Receiver Function Velocity Analysis Technique and Its Application to Remove Multiples

Results of P wave receiver function (RF) analysis (e.g., H ‐ κ stacking, common conversion point (CCP) stacking, and migration) depend on the velocity models employed. Converted phases of crustal and upper mantle discontinuities are often interfered by multiple reflections from shallower structures, adding further complexity to the interpretation of P wave RF images. In this study, we propose a receiver function velocity analysis technique (RFVAT) that can constrain the velocity structure above discontinuities and remove multiple reflections arising from target discontinuities. By scanning the amplitude spectra of the Ps and PpPs phases, we can obtain precise arrival times of these phases for interfaces above 250 km (errors < 0.13 s) and derive the average velocities and thicknesses of the layers between interfaces in the crust and upper mantle. Synthetic experiments are used to demonstrate that crustal and upper mantle discontinuities can be coherently identified and that multiple reflections can be effectively removed in the CCP stacking images of P wave RFs using the RFVAT even with low signal‐to‐noise ratio data.
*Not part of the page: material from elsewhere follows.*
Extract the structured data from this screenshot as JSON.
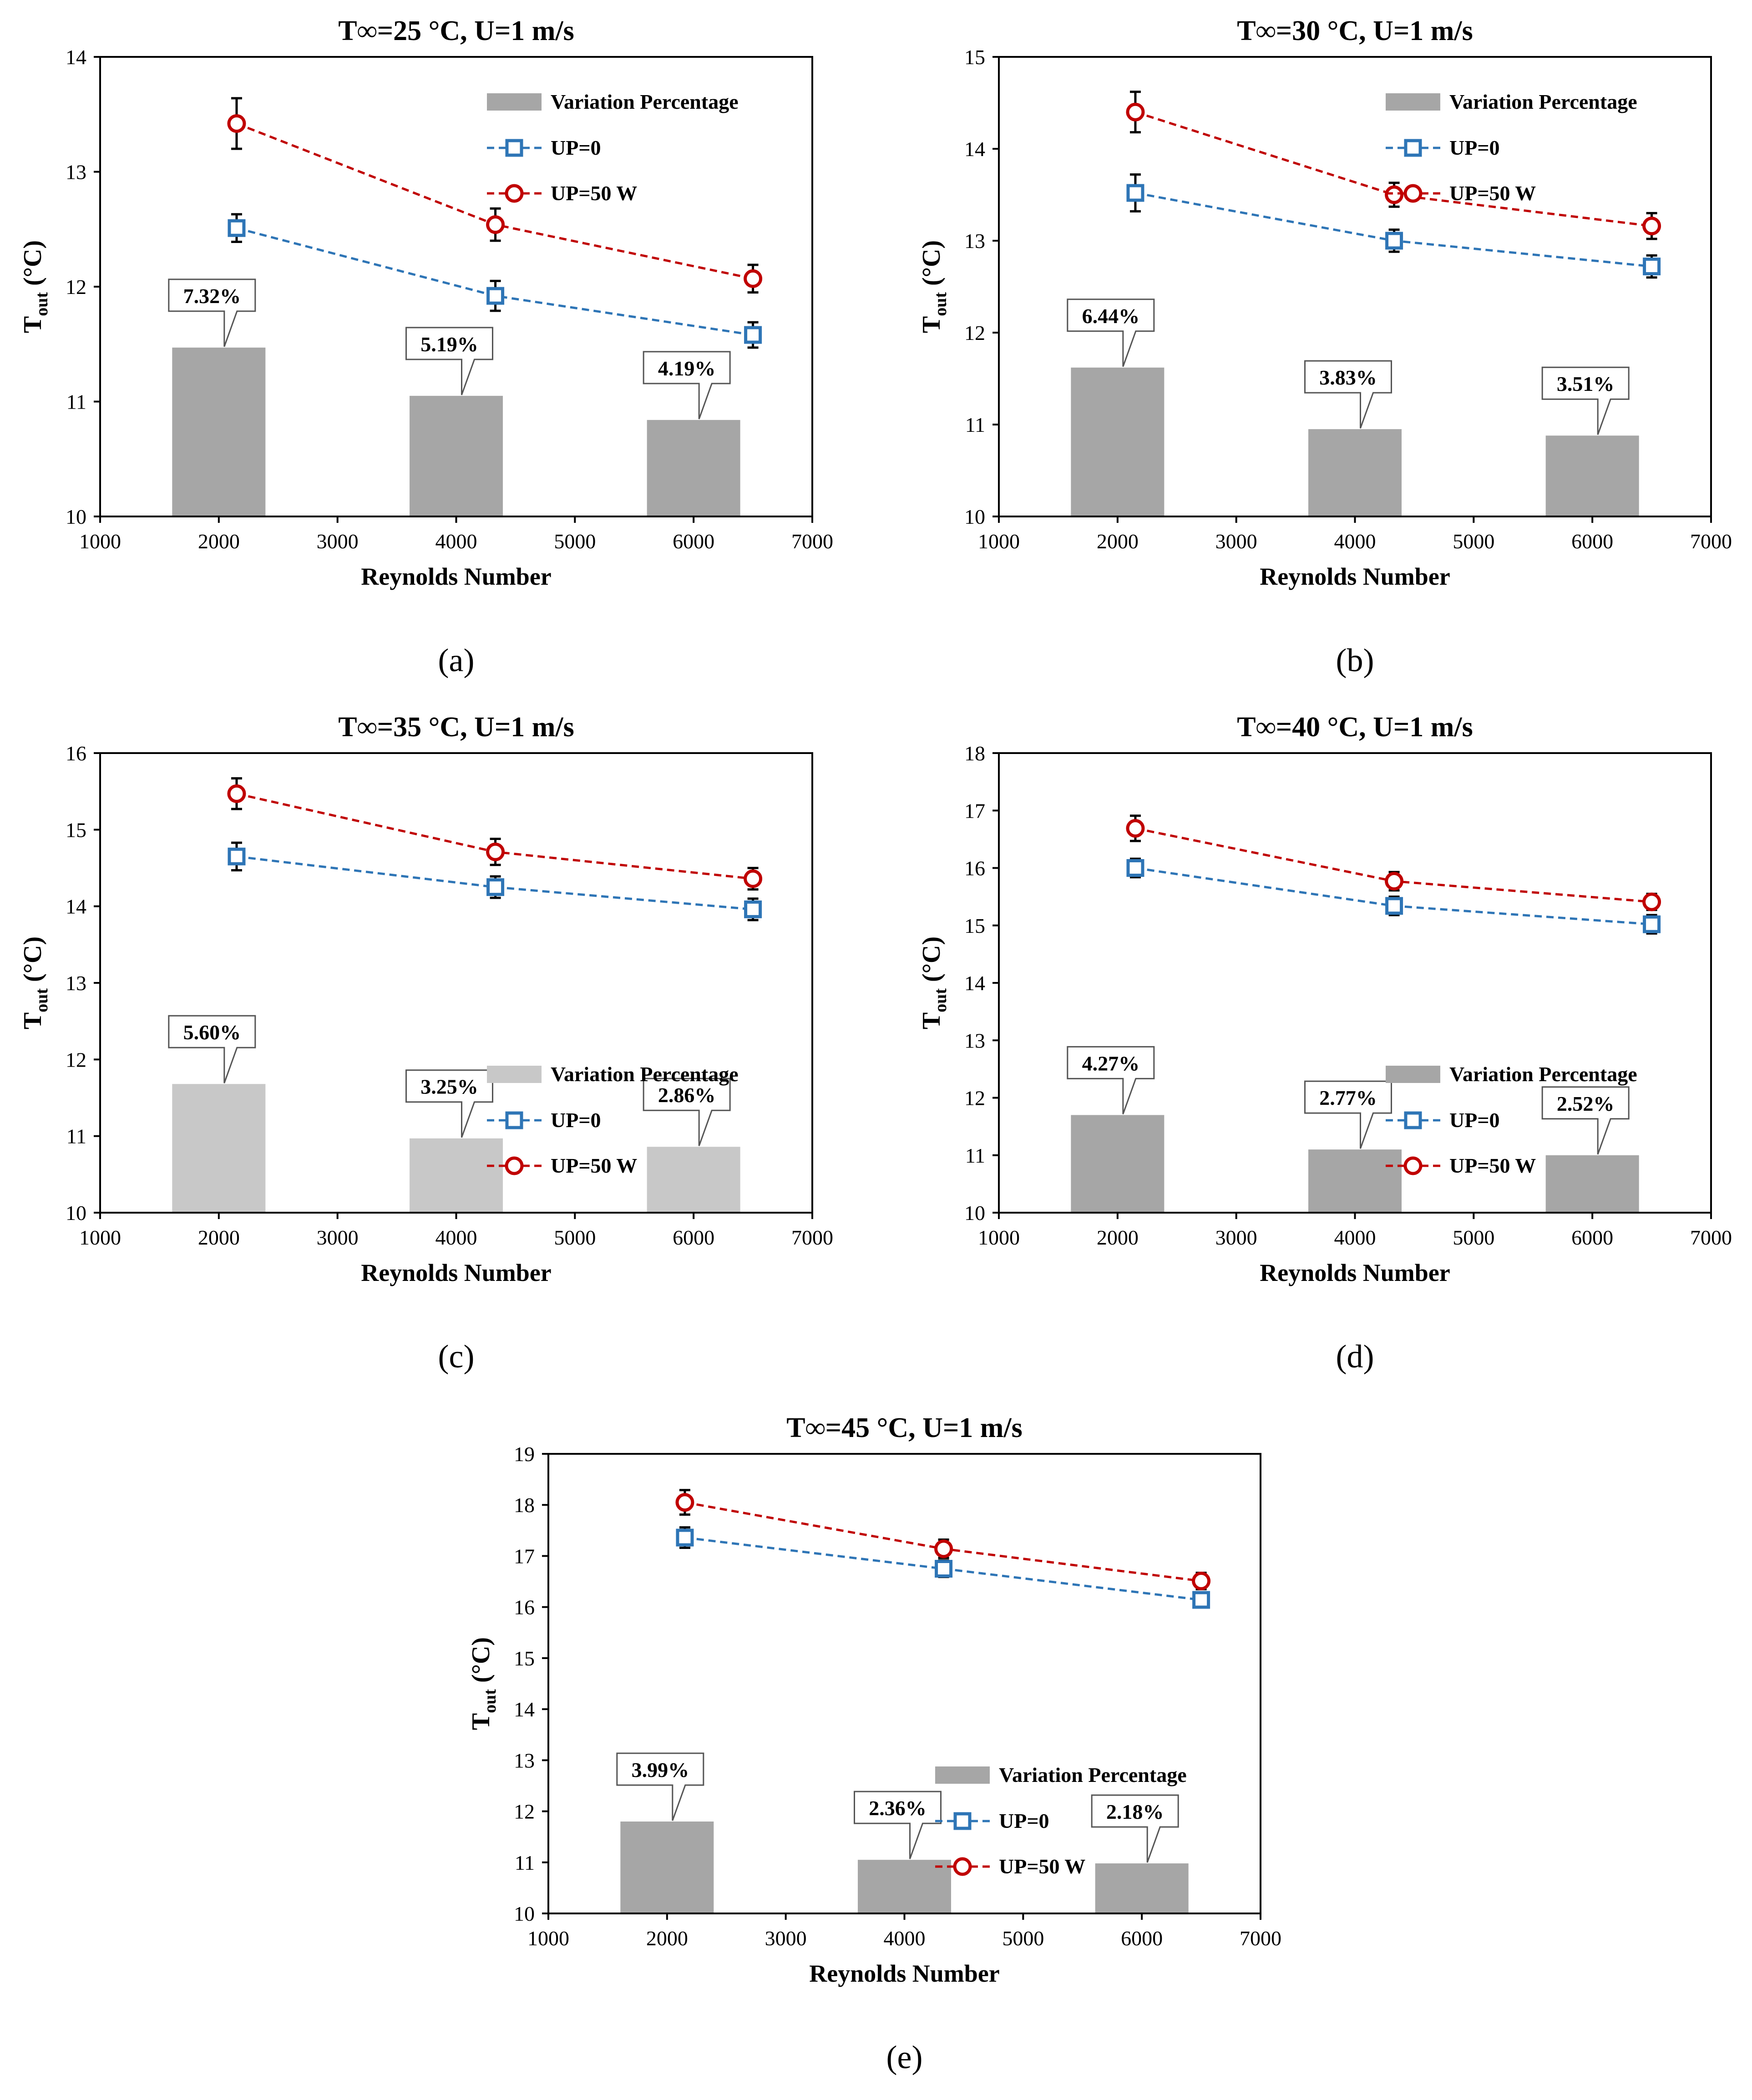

By applying the proposed RFVAT to real P wave RF data from the northeastern part of the North China Craton, we achieve an improvement in CCP stacking image of lithospheric discontinuities, especially for the lithosphere‐asthenosphere boundary (LAB). Our P wave RF images reveal distinct lateral variations of the LAB depth. The lithospheric thickness extends to ~120 km beneath the central orogenic belt and decreases sharply to ~80 km at the west edge of the eastern block, consistent with previous S wave RF studies.